Одержимость Анны. Разбитые грезы (страница 2)

Страница 2

– …Таким образом, можно сказать, что во время использования вандрима мы слегка болеем. – Леон вел лекцию перед огромной аудиторией студентов. В этот раз он стоял на своем привычном месте. – Изучение тех сновидений, которые видит человек во время высокой температуры, помогло нам понять, как сделать осознанные сны более яркими и реалистичными. Мы с командой изучали, на какие участки мозга стоит воздействовать, чтобы мозг поверил, что человек болеет, а также как правильно вырабатывать адреналин, чтобы у тела не было «перегруза». Конечно, пришлось потратить очень много времени на то, чтобы организм не стал бороться с псевдоинфекцией, но результаты того стоили. Так что скажите спасибо простуде за то, что она позволяет вам погружаться в сны, где вы можете заняться отличным сексом, почти не отличимым от реальности.

Группа студентов очень тихо засмеялась, испытывая неловкость, услышав слова о плотских утехах от столь уважаемого человека.

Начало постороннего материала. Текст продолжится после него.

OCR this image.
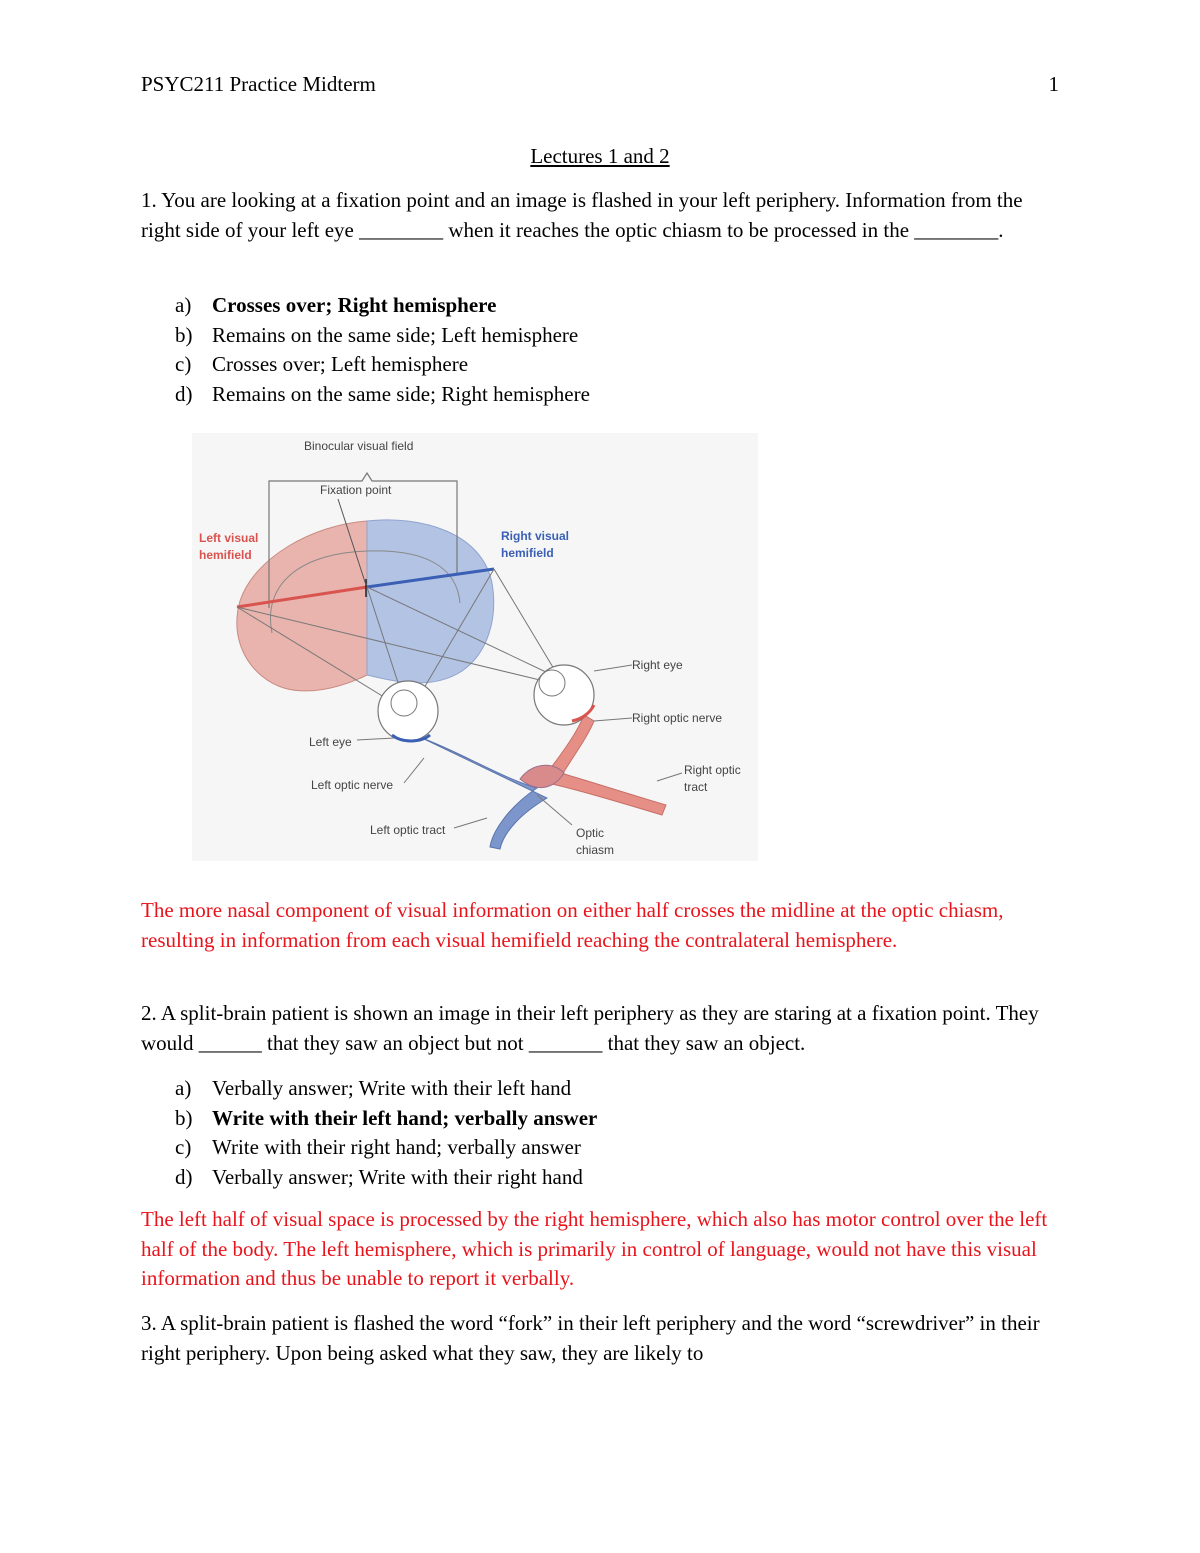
PSYC211 Practice Midterm	1
Lectures 1 and 2
1. You are looking at a fixation point and an image is flashed in your left periphery. Information from the right side of your left eye ________ when it reaches the optic chiasm to be processed in the ________.
a) Crosses over; Right hemisphere
b) Remains on the same side; Left hemisphere
c) Crosses over; Left hemisphere
d) Remains on the same side; Right hemisphere
Binocular visual field
Fixation point
Left visual
hemifield
Right visual
hemifield
Right eye
Right optic nerve
Left eye
Left optic nerve
Right optic
tract
Left optic tract	Optic
chiasm
The more nasal component of visual information on either half crosses the midline at the optic chiasm, resulting in information from each visual hemifield reaching the contralateral hemisphere.
2. A split-brain patient is shown an image in their left periphery as they are staring at a fixation point. They would ______ that they saw an object but not _______ that they saw an object.
a) Verbally answer; Write with their left hand
b) Write with their left hand; verbally answer
c) Write with their right hand; verbally answer
d) Verbally answer; Write with their right hand
The left half of visual space is processed by the right hemisphere, which also has motor control over the left half of the body. The left hemisphere, which is primarily in control of language, would not have this visual information and thus be unable to report it verbally.
3. A split-brain patient is flashed the word “fork” in their left periphery and the word “screwdriver” in their right periphery. Upon being asked what they saw, they are likely to
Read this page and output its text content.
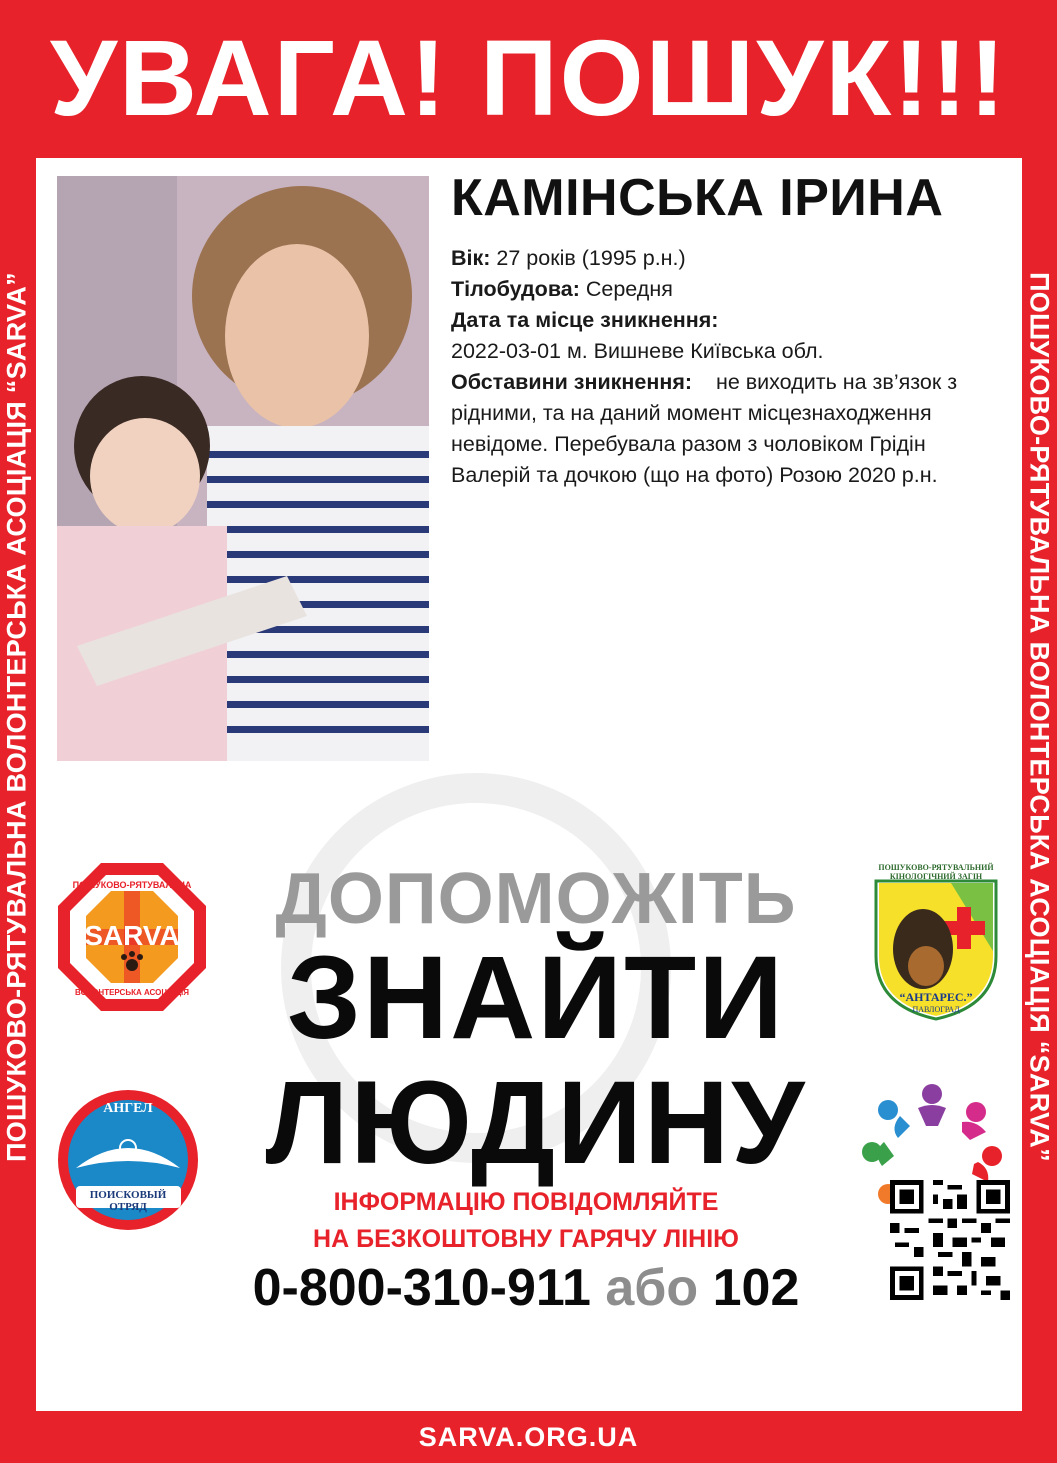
УВАГА! ПОШУК!!!
ПОШУКОВО-РЯТУВАЛЬНА ВОЛОНТЕРСЬКА АСОЦІАЦІЯ “SARVA”	ПОШУКОВО-РЯТУВАЛЬНА ВОЛОНТЕРСЬКА АСОЦІАЦІЯ “SARVA”
КАМІНСЬКА ІРИНА
Вік: 27 років (1995 р.н.)
Тілобудова: Середня
Дата та місце зникнення:
2022-03-01 м. Вишневе Київська обл.
Обставини зникнення:    не виходить на зв’язок з рідними, та на даний момент місцезнаходження невідоме. Перебувала разом з чоловіком Грідін Валерій та дочкою (що на фото) Розою 2020 р.н.
SARVA
ПОШУКОВО-РЯТУВАЛЬНА
ВОЛОНТЕРСЬКА АСОЦІАЦІЯ
ПОШУКОВО-РЯТУВАЛЬНИЙ
КІНОЛОГІЧНИЙ ЗАГІН
“АНТАРЕС.”
ПАВЛОГРАД
АНГЕЛ
ПОИСКОВЫЙ
ОТРЯД
ДОПОМОЖІТЬ
ЗНАЙТИ
ЛЮДИНУ
ІНФОРМАЦІЮ ПОВІДОМЛЯЙТЕ
НА БЕЗКОШТОВНУ ГАРЯЧУ ЛІНІЮ
0-800-310-911 або 102
SARVA.ORG.UA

– Увидимся в четверг, – подытожил профессор, – лекция закончена.

Учащиеся стали покидать огромную аудиторию, отделанную благородным темно-коричневым деревом. Анна пыталась протиснуться сквозь толпу, чтобы дойти до мистера Грина.

– Профессор Грин? – быстро и сбивчиво спросила Анна.

Ее дыхание было частым и неровным, глаза, полные беспокойства, скользили по всему телу мужчины. Она словно лазером сканировала Леона, пытаясь как можно раньше понять, почему он знал о ней.

– О, мисс Эйрд, рад вас видеть, – довольно поприветствовал девушку профессор. – Простите, что не предупредил вас о задержке вашего рейса, вам не стоило беспокоиться, что вы прилетите позже. Вам в любом случае пришлось бы слушать лекцию или ждать, прежде чем я бы освободился.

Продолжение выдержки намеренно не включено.